A regional daily has accused the Tory Party of treating local journalists with “disdain” after its political reporter was barred from following David Cameron on a factory tour.
Friday’s Huddersfield Daily Examiner, pictured below, told how its local government reporter, Joanne Douglas, was not allowed to join Mr Cameron’s tour of a factory in the marginal Colne Valley constituency.
While Examiner photographer Andrew Catchpool was given permission to follow Thursday’s tour, he was later prevented from photographing Mr Cameron by a Tory Party press officer as the Prime Minister left the factory.
Joanne was then given one minute to interview Mr Cameron after being held in a small room with other regional journalists and broadcasters for more than an hour.
In a comment piece for Friday’s Examiner, she wrote: “For a while I thought my report would be limited to a list of what biscuits I ate in a side room, hidden away from the action, with other local media.
“The Examiner did, however, manage to get our photographer, Andy Catchpool, on the tour.
“But even Andy found himself on the wrong end of a Tory spin doctor when he tried to take a photo of Mr Cameron leaving the factory. There was an exchange of words and no photo.
“Behind the scenes at the Examiner we’ve faced challenges in dealing with other political parties. We accept time is short and demand is high, but the local press can reach more local voters than the national press can.

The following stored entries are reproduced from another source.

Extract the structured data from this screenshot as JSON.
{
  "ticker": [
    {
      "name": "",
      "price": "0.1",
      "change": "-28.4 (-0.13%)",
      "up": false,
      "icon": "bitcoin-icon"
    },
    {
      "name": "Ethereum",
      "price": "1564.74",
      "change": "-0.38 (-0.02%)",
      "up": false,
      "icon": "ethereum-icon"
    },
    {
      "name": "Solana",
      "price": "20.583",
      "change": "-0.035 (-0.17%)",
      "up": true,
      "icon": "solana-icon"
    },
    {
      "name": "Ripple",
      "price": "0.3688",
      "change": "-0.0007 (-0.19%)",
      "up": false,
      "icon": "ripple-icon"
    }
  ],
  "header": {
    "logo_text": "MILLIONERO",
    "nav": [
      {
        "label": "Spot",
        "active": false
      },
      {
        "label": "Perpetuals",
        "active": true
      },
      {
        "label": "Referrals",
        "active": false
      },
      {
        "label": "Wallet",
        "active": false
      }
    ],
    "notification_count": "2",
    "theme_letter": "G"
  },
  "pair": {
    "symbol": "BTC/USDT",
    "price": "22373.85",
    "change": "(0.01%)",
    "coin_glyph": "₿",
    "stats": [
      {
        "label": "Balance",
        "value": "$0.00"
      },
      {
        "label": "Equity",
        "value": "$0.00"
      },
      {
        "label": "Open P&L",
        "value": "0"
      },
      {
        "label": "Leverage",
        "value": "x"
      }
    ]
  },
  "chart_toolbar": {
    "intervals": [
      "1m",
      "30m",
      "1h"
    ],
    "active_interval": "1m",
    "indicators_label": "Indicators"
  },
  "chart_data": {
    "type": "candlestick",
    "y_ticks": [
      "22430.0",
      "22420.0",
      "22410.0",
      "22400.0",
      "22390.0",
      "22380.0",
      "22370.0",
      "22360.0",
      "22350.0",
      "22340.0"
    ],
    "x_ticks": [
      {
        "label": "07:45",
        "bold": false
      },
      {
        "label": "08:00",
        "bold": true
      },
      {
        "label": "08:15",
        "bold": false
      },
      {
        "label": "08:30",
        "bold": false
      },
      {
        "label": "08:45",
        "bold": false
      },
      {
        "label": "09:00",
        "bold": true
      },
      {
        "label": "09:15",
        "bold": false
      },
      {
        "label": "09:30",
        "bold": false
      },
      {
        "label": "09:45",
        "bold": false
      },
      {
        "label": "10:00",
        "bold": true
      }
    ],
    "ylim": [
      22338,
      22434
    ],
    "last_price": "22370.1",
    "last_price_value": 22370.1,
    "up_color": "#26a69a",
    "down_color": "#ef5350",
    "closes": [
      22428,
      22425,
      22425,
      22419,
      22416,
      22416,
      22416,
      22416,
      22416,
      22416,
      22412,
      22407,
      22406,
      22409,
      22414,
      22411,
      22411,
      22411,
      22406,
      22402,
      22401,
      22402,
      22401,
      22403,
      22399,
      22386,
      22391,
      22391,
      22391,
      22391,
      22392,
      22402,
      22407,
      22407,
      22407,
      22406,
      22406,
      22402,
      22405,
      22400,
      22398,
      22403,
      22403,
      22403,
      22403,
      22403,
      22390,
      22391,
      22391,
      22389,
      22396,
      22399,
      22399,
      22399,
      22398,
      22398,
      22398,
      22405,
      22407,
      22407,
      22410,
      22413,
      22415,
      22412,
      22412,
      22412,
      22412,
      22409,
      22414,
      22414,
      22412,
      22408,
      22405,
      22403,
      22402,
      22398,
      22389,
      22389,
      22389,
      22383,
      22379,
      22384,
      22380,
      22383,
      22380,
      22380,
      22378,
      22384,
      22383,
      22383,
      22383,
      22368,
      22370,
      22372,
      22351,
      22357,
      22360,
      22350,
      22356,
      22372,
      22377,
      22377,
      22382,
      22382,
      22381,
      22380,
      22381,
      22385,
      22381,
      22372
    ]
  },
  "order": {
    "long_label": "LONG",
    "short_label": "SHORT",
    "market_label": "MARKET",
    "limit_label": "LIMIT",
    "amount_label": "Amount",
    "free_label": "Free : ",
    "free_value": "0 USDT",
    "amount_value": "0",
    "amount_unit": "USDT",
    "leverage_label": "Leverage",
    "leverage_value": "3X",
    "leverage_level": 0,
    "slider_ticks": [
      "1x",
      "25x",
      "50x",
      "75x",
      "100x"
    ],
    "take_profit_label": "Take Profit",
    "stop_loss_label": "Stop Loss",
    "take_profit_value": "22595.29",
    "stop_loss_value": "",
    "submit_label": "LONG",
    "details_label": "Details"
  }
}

“It’s a shame they can’t see that and give us more than one minute to ask questions.”
As previously reported on HTFP, the Conservative Party has already been criticised in the regional press ahead of the forthcoming General Election for its ‘Big Brother-style’ media accreditation policy.
Under the scheme, those applying for accreditation for the party’s more high-profile election campaign events have to submit details including their home address, passport and driving licence numbers, and a photograph.
The Examiner declined to fill out the application but, according to Andrew Hirst, the newspaper’s head of content, those held in the room with Joanne during Thursday’s visit who had adhered to the policy were given exactly the same treatment as her.
Andrew described the visit as a “farce” and said reporters were “treated with little more than disdain”.
He told HTFP: “Surely for visits like this political parties should be giving local media the priority.
“After all, aren’t these visits about catching local votes, and the Colne Valley constituency Mr Cameron was in is one of the most marginal in the country?
“So beware. If David Cameron is coming to a town near you be sure what access you’re going to get before you spend hours being pushed around for a one minute interview that’s not going to get you anything more than a party line.
“Oh, and they wouldn’t even let Joanne film the interview with Mr Cameron on her phone. Why? Who knows.”
The Conservative Party has yet to respond to HTFP’s request for a comment on the issue.